Math problem (1 or 100) (obelus vs solidus)

Correct, it is not ambiguity at all, wrong it does matter what symbol you use. It does matter if you learned math from a joke of a textbook company like wolfram, or if you learned math from a legitimate company.

Don’t you think making

    4

2×______×(5+5) could be easier to write?
2

What about

2×4

2×(5+5)

An obelus was created for the first to write that equation in the in-line equation form and made it into 2×4÷2×(5+5) for about 100 years the second equation still had to be written with a fraction bar and used alot of paper until the solidus was created. Making it 2×4/2×(5+5)

In the early 1900’s a printing press thought the one symbol looked better than the other symbol, and the high-school dropouts that printed the book misprinted there books.
There is actually 13 steps to solve equations, and not just the 4 you learned by the 5th or 6th grade.

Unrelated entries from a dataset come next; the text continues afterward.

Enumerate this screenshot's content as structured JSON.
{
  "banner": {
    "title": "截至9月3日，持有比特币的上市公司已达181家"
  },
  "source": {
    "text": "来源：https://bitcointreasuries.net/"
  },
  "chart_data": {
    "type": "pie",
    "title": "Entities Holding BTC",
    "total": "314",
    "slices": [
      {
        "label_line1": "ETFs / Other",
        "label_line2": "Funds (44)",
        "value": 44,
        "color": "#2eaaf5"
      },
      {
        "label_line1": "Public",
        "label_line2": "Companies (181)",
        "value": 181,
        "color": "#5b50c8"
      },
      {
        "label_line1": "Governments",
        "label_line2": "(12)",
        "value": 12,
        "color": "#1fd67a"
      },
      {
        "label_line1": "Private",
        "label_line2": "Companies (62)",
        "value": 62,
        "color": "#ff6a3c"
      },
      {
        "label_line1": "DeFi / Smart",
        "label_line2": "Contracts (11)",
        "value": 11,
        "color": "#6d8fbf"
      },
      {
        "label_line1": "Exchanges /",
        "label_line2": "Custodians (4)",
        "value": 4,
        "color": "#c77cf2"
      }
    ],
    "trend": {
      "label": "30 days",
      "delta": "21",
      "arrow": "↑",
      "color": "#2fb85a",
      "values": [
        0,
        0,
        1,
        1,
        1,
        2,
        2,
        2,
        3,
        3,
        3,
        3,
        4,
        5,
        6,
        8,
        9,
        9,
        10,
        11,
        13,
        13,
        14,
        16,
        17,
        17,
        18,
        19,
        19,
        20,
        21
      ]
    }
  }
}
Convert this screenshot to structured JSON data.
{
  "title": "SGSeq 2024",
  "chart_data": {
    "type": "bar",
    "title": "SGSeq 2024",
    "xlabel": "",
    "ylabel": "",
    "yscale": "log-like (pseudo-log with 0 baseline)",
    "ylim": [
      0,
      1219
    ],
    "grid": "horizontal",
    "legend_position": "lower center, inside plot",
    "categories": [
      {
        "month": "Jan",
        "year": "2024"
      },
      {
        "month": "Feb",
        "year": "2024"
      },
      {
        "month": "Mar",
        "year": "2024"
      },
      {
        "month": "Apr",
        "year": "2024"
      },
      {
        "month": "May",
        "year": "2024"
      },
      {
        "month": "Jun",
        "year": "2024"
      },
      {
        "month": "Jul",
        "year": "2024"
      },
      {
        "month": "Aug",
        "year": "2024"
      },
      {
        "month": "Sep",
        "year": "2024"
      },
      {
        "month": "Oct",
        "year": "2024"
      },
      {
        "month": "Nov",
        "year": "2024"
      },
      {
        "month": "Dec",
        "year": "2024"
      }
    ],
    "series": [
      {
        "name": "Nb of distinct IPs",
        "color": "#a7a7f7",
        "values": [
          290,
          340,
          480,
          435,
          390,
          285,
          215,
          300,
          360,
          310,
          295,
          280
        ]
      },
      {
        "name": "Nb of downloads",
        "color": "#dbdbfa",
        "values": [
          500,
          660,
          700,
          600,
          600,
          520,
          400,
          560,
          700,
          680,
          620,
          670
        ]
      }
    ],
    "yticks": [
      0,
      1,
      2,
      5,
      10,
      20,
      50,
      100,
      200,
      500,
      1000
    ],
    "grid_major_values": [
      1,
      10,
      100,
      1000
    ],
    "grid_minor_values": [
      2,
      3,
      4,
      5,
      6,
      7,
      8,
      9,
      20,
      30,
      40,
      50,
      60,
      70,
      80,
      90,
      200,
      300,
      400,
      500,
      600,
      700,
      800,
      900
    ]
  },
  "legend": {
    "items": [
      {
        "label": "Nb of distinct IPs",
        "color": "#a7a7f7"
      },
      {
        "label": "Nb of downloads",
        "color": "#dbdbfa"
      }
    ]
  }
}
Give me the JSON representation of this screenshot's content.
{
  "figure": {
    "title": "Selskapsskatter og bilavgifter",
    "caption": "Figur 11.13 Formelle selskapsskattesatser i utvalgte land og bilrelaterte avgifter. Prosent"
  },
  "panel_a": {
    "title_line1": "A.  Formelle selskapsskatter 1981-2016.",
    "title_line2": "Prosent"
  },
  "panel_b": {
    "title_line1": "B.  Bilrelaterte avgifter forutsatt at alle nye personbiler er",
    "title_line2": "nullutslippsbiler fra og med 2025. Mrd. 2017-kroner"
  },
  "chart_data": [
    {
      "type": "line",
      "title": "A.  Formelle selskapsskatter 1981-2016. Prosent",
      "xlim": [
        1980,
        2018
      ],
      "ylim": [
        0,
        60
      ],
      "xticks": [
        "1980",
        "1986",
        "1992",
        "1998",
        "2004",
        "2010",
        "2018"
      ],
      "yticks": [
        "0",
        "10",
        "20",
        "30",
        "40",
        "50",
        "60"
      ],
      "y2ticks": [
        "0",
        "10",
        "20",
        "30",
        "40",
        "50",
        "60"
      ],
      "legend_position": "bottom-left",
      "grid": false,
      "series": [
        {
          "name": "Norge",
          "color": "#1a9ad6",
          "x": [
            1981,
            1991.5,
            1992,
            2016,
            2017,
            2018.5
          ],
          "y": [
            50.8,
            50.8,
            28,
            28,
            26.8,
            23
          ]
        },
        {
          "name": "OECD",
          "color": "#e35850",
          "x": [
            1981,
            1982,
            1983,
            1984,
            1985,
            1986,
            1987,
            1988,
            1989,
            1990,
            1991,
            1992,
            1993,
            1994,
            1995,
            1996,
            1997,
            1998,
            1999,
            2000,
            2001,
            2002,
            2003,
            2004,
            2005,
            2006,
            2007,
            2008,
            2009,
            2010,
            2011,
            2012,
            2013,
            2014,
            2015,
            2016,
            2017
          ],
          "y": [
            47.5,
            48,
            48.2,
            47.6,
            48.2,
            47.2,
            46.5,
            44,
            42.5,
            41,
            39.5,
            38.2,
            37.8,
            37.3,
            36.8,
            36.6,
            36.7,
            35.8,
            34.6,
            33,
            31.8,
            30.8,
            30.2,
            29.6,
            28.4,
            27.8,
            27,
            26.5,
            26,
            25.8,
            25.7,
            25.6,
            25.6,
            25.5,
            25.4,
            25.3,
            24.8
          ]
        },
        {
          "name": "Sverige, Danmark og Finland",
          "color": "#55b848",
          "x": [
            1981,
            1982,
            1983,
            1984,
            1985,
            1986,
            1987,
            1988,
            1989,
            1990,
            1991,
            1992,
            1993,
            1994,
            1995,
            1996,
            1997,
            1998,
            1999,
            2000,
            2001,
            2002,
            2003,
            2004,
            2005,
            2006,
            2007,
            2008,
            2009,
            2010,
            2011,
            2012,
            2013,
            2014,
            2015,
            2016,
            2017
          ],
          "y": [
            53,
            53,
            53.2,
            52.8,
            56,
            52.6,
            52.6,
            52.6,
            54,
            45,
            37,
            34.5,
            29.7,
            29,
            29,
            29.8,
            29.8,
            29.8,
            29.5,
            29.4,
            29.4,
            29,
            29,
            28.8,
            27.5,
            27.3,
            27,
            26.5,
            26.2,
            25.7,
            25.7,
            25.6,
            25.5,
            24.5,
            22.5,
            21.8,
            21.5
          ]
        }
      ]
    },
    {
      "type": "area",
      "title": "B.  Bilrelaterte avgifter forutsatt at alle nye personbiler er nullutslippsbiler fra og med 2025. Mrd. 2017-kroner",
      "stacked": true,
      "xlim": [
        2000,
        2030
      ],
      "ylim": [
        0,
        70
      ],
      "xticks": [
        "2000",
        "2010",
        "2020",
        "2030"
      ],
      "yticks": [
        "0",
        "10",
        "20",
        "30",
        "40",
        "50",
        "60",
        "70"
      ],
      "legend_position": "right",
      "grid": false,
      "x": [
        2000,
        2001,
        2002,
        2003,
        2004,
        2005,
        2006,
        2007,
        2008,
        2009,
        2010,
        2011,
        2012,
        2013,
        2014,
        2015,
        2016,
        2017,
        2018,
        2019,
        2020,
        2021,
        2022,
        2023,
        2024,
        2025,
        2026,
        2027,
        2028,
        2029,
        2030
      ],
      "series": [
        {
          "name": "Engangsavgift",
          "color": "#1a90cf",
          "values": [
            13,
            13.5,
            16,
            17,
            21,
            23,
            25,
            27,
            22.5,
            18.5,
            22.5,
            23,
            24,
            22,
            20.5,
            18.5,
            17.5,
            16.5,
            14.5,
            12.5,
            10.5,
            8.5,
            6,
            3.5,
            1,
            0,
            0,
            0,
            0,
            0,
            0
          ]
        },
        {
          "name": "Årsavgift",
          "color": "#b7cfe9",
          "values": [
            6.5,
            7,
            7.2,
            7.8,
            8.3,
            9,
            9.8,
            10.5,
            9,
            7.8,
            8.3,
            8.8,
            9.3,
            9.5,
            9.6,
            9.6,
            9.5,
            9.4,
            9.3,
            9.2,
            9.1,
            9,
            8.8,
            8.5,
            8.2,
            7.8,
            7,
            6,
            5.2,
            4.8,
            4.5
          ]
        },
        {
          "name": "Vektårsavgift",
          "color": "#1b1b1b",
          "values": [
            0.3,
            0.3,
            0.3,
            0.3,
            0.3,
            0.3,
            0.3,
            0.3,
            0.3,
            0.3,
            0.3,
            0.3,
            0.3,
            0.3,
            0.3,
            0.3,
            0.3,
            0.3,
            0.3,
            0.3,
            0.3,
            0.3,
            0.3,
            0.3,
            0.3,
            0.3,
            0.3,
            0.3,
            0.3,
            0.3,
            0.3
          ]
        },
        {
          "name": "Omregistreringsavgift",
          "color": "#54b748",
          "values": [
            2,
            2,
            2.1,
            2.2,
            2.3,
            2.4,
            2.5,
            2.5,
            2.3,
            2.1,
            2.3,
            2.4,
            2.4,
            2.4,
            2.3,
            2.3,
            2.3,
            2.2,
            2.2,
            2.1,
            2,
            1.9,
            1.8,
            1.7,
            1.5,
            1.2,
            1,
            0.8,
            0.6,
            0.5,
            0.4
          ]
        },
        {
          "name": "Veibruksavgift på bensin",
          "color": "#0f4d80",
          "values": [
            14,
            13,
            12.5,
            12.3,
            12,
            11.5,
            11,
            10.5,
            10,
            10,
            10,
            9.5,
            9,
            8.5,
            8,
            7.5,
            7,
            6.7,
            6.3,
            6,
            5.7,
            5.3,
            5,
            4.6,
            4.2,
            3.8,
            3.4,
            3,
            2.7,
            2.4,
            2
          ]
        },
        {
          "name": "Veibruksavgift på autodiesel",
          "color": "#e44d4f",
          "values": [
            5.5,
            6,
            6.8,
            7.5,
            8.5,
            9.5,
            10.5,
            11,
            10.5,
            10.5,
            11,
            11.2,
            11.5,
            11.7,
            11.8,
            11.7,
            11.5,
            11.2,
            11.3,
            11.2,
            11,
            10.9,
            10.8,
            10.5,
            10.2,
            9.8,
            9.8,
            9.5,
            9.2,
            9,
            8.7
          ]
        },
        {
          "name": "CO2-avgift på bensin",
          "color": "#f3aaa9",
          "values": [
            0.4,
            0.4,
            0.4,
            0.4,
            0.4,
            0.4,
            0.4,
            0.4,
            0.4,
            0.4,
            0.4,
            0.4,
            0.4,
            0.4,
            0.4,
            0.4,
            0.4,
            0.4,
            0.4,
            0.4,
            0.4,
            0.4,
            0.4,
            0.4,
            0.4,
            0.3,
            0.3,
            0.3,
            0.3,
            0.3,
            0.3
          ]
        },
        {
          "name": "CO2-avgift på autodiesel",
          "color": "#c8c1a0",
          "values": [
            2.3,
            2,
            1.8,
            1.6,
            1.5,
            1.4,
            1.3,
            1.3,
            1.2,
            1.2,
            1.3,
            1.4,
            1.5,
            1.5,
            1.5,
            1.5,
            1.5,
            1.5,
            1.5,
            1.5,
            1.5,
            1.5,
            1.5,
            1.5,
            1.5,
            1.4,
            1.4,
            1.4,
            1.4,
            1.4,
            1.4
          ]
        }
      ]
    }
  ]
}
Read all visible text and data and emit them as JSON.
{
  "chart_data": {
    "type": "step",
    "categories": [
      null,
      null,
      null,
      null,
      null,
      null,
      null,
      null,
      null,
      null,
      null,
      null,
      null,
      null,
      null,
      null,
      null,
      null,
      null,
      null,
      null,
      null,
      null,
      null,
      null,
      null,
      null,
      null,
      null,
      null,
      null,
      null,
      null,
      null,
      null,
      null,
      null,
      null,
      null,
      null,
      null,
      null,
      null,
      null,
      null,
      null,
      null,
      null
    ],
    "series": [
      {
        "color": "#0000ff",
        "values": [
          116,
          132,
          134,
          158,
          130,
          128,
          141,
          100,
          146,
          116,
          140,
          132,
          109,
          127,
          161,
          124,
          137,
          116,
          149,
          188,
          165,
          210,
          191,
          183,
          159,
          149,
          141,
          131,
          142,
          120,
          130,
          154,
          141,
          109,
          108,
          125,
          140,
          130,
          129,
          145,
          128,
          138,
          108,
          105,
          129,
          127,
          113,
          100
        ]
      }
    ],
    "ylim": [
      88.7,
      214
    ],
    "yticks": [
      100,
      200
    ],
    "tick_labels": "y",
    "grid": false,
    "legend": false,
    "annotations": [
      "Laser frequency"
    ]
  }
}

I’m afraid that your posts are mostly unreadable as written-- You might try using the math markup feature here. It’s based on TeX, and is tagged by putting a dollar sign at the start and end of the equation
\frac{20}{2}(5+5) = ?

Like that.

all of these equations are set up to see if people know their math properties or not. there is no ambiguity in an equation this simple. You would have to have a variable in the equation where the variable is set to =? that is the only way to make it ambiguous. the three that keep showing up are…

8 / 2(2+2)=

6 / 2(1+2)=

20 / 2 (5+5) =

They are all solved the same way and come to an answer of 1.
an obelus, solidus and vinculum (fraction bar) they all ask the same thing “divided by”. What these equations are set to do is see if you know just the standard mathematical properties like PEMDAS, BODMAS or if you have some more advanced properties in your tool bag like rule of juxtaposition or distributive property. Also wants to see how many people check their work. You check you work by rearranging into a more workable equation that does not cause a chance of error in the order of operations. best way to turn a linear obelus or solidus equation into a more understandable equation is to turn the equation into a fraction with the vinculum. This is a bad keyboard to do it so please understand…

20
/////////// thats the best I can do with this keyboard
2(5+5)

Welcome.

20 \over{2(5+5)}

One of the nice things about this board is that it has the MathJax extension. Makes things vastly nicer.

Or, alternately, if you use a different set of rules, \frac{20}{2}(5+5).

Both of those rulesets are standard, and commonly taught and used. Some calculators will use one, some the other. Yes, it really is ambiguous.